Sinplus: „Lys Assia ist nicht sauer auf uns“

Sie standen als erste der 42 Teilnehmer fest und wollen mit dem rockigen „Unbreakable“ ins Finale einziehen. Die Fratelli Broggini (Gabriel und Ivan) aus dem Tessin vertreten als Duo SINPLUS die Schweiz beim Eurovision Song Contest in Baku. Am Rande des „Eurovision in Concert“ in Amsterdam fünf kurze Fragen an die Newcomer.

Prinz Blog: Wie waren die Reaktionen nach Eurem Gewinn in Kreuzlingen?
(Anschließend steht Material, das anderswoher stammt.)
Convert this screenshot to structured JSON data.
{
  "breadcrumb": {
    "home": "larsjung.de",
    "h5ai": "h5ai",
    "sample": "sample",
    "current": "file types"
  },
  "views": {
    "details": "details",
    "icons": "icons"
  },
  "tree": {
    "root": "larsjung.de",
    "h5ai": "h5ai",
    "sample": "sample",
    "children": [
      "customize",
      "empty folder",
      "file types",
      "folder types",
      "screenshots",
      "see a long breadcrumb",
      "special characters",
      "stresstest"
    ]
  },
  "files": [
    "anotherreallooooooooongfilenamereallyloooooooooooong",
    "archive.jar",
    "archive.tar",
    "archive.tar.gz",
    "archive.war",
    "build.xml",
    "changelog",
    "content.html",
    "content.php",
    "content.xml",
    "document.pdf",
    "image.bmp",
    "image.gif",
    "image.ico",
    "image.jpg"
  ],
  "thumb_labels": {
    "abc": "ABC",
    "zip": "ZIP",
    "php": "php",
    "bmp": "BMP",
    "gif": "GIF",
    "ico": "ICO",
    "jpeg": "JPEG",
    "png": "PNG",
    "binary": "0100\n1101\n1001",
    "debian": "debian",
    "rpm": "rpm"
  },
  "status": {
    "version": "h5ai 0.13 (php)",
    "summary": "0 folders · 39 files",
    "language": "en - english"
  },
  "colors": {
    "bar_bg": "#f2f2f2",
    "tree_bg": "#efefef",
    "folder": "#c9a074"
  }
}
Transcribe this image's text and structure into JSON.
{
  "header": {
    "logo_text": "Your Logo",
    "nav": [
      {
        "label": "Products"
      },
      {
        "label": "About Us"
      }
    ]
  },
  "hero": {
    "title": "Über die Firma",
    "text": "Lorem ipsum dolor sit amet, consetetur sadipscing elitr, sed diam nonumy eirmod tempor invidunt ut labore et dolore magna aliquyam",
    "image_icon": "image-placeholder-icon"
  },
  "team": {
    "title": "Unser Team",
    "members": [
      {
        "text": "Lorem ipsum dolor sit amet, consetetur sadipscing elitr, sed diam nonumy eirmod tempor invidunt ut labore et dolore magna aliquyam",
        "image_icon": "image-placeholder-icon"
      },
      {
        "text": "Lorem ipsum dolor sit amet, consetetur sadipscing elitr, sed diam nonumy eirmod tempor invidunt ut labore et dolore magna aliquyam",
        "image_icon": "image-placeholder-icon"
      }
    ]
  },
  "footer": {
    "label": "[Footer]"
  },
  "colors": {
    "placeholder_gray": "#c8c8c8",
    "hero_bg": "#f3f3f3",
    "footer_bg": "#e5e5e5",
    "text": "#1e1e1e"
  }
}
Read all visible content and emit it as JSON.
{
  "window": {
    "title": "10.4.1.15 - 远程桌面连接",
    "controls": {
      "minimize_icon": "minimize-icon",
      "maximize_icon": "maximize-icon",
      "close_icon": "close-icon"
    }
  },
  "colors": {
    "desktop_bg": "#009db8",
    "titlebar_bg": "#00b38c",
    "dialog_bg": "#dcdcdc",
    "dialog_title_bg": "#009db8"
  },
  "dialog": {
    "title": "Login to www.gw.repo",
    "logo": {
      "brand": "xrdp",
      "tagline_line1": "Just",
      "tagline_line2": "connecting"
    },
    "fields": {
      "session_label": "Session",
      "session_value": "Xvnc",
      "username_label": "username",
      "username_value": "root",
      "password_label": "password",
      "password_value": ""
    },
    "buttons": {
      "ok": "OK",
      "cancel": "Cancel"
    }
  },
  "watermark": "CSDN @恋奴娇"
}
Sinplus: Seit dem Sieg im Schweizer Finale hat die Schweizer Presse uns sehr unterstützt, die Leute waren glücklich und wir auch. Anders als in anderen Ländern haben uns nicht irgendwelche Experten gewählt, sondern die Fernsehzuschauer. Darüber sind wir sehr glücklich. Niemand hat im Vorfeld erwartet, dass wir gewinnen würden, insofern waren wir natürlich absolut überwältigt.


Prinz Blog: Ihr habt Lys Assia aus dem Rennen gekickt, was hält sie nun von Euch?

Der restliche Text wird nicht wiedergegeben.